There are two was to go on the dash pad. OPGI and Ames sells a hard plastic cover that goes over the existing pad. It must be painted to match your interior. It is serviceable and provides a much improved look over cracked vinyl. It fits fairly well, but doesn't quite align to the chrome gauge bezels or air duct outlets. If you are serious about having the vinyl and padding replaced professionally, checkout Just Dashes. If you want to see the process they use, pick up this month's Hot Rod magazine. They use a vacu-forming method similar to the way the originals were done. They also do vacuum metalizing of the plastic chrome pieces like the gauge pods, vent outlets, etc.

Hope this helps, good luck. This is not an easy process, but it works.

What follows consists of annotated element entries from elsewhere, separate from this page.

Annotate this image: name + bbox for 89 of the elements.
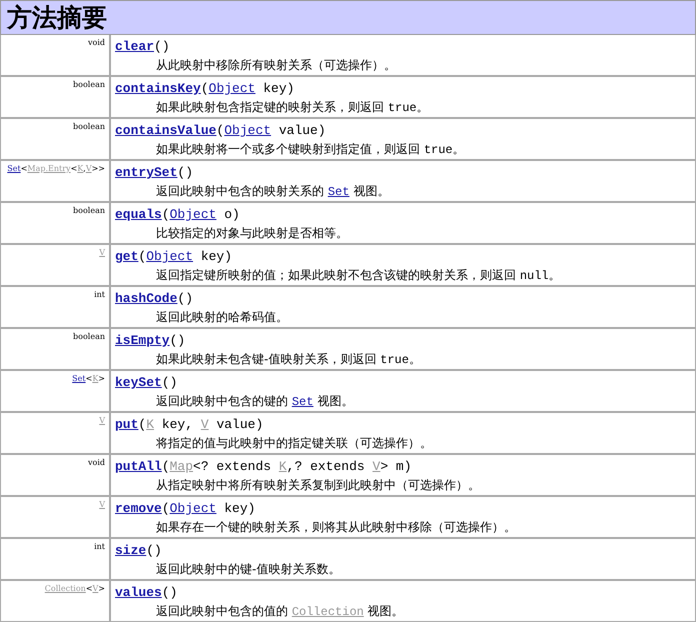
section-title: 方法摘要 <box>0 0 696 35</box>
signature-text: () <box>146 542 162 560</box>
description-text: 如果此映射将一个或多个键映射到指定值，则返回 <box>156 141 421 158</box>
description-text: 比较指定的对象与此映射是否相等。 <box>156 225 348 242</box>
return-type: < <box>70 164 78 173</box>
signature-text: key) <box>223 500 256 518</box>
signature-text: ( <box>216 122 224 140</box>
signature-text: () <box>154 38 170 56</box>
code-text: null <box>520 268 549 285</box>
method-link[interactable]: putAll <box>115 457 162 476</box>
return-type: int <box>94 290 105 299</box>
return-type: , <box>83 164 86 173</box>
description-text: 从此映射中移除所有映射关系（可选操作）。 <box>156 57 396 74</box>
return-type: > <box>98 374 105 383</box>
description-text: 返回此映射中包含的键的 <box>156 393 289 410</box>
code-text: true <box>388 100 417 117</box>
signature-text: () <box>170 332 186 350</box>
return-type: int <box>94 542 105 551</box>
signature-text: () <box>177 164 194 182</box>
description-text: 。 <box>416 99 429 116</box>
description-text: 视图。 <box>352 183 390 200</box>
signature-text: ( <box>162 206 170 224</box>
signature-text: <? extends <box>193 458 272 476</box>
signature-text: () <box>162 584 178 602</box>
return-type: boolean <box>73 122 105 131</box>
description-text: 。 <box>408 351 421 368</box>
code-text: true <box>424 142 453 159</box>
signature-text: value) <box>278 122 326 140</box>
signature-text: key, <box>160 416 194 434</box>
type-link[interactable]: Object <box>170 205 216 224</box>
signature-text: ( <box>162 500 170 518</box>
description-text: 返回指定键所映射的值；如果此映射不包含该键的映射关系，则返回 <box>156 267 517 284</box>
return-type: > <box>98 584 105 593</box>
method-link[interactable]: isEmpty <box>115 331 170 350</box>
method-link[interactable]: size <box>115 541 146 560</box>
return-type: < <box>86 374 92 383</box>
return-type: boolean <box>73 206 105 215</box>
signature-text: ( <box>138 248 146 266</box>
return-type: boolean <box>73 80 105 89</box>
description-text: 如果此映射未包含键-值映射关系，则返回 <box>156 351 378 368</box>
type-link[interactable]: Object <box>208 79 256 98</box>
method-link[interactable]: keySet <box>115 373 162 392</box>
type-link[interactable]: Object <box>224 121 272 140</box>
description-text: 从指定映射中将所有映射关系复制到此映射中（可选操作）。 <box>156 477 480 494</box>
signature-text: ( <box>138 416 146 434</box>
type-link[interactable]: Object <box>146 247 194 266</box>
code-text: true <box>380 352 409 369</box>
method-link[interactable]: values <box>115 583 162 602</box>
description-text: 返回此映射中包含的映射关系的 <box>156 183 325 200</box>
description-text: 返回此映射的哈希码值。 <box>156 309 288 326</box>
method-link[interactable]: equals <box>115 205 162 224</box>
return-type: void <box>88 458 105 467</box>
signature-text: ,? extends <box>286 458 366 476</box>
signature-text: key) <box>200 248 232 266</box>
signature-text: () <box>177 290 194 308</box>
type-link[interactable]: Set <box>72 374 86 383</box>
signature-text: ( <box>200 80 209 98</box>
type-link[interactable]: Set <box>328 183 350 202</box>
signature-text: key) <box>262 80 294 98</box>
method-link[interactable]: put <box>115 415 138 434</box>
method-link[interactable]: remove <box>115 499 162 518</box>
description-text: 如果存在一个键的映射关系，则将其从此映射中移除（可选操作）。 <box>156 519 516 536</box>
description-text: 返回此映射中包含的值的 <box>156 603 289 620</box>
description-text: 如果此映射包含指定键的映射关系，则返回 <box>156 99 385 116</box>
method-link[interactable]: containsValue <box>115 121 216 140</box>
method-link[interactable]: clear <box>115 37 154 56</box>
description-text: 视图。 <box>316 393 354 410</box>
signature-text: value) <box>215 416 264 434</box>
return-type: >> <box>92 164 105 173</box>
signature-text: ( <box>162 458 170 476</box>
method-link[interactable]: containsKey <box>115 79 201 98</box>
signature-text: () <box>162 374 178 392</box>
return-type: < <box>86 584 93 593</box>
method-link[interactable]: entrySet <box>115 163 178 182</box>
description-text: 将指定的值与此映射中的指定键关联（可选操作）。 <box>156 435 432 452</box>
signature-text: o) <box>223 206 240 224</box>
type-link[interactable]: Object <box>170 499 216 518</box>
return-type: boolean <box>73 332 105 341</box>
description-text: 。 <box>548 267 561 284</box>
signature-text: > m) <box>380 458 412 476</box>
description-text: 返回此映射中的键-值映射关系数。 <box>156 561 340 578</box>
return-type: void <box>88 38 105 47</box>
method-link[interactable]: get <box>115 247 138 266</box>
type-link[interactable]: Set <box>7 164 21 173</box>
description-text: 。 <box>452 141 465 158</box>
return-type: < <box>20 164 28 173</box>
description-text: 视图。 <box>366 603 404 620</box>
type-link[interactable]: Set <box>292 393 314 412</box>
method-link[interactable]: hashCode <box>115 289 178 308</box>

I've had my dash out twice to fix years of wiring mods by prior owners and to replace the worn plastic pieces.

Bill


----------



## xcmac26 (Dec 1, 2008)

thanks for the details guys, dash project's on a temporary hold while the car goes to the upholsterers to have the top repaired...keeping my fingers crossed the existing top is still useable.


----------



## Inda_bebe (Sep 11, 2011)

is the dash welded onto the car? i removed the dash pad and cluster, but thats all i was able to remove


----------



## 68GTO4004Spd (Jun 19, 2008)

Yes the metal part is welded in.


----------



## Inda_bebe (Sep 11, 2011)

is there a easy way to remove the metal dash?


----------



## BearGFR (Aug 25, 2008)

Inda_bebe said:


> is there a easy way to remove the metal dash?


Remove? Sure... use a cutting torch, plasma cutter, body saw, a big rotary cutoff tool, or your choice of "weaponry" and hack away. 

Removing it in such a way that it's not destroyed and can be re-installed? Now, that's another issue entirely.....

(Translation: I don't recommend it ... What is it about your particular situation that has you thinking it needs to be removed?)

Bear


----------



## 68-GTO (Oct 20, 2013)

BearGFR said:


> Remove? Sure... use a cutting torch, plasma cutter, body saw, a big rotary cutoff tool, or your choice of "weaponry" and hack away.
> 
> Bear



:lol:arty:


----------



## Inda_bebe (Sep 11, 2011)

thinking of customizing the dash. laying down some fiberglass and paint. not going for a full restoration or anything. just something decent and cool.


----------



## Pontiacdude (May 4, 2011)

Please do not cut up the dash on your GTO, if it is a GTO. Please sell it to someone who will use care and do the car justice.


----------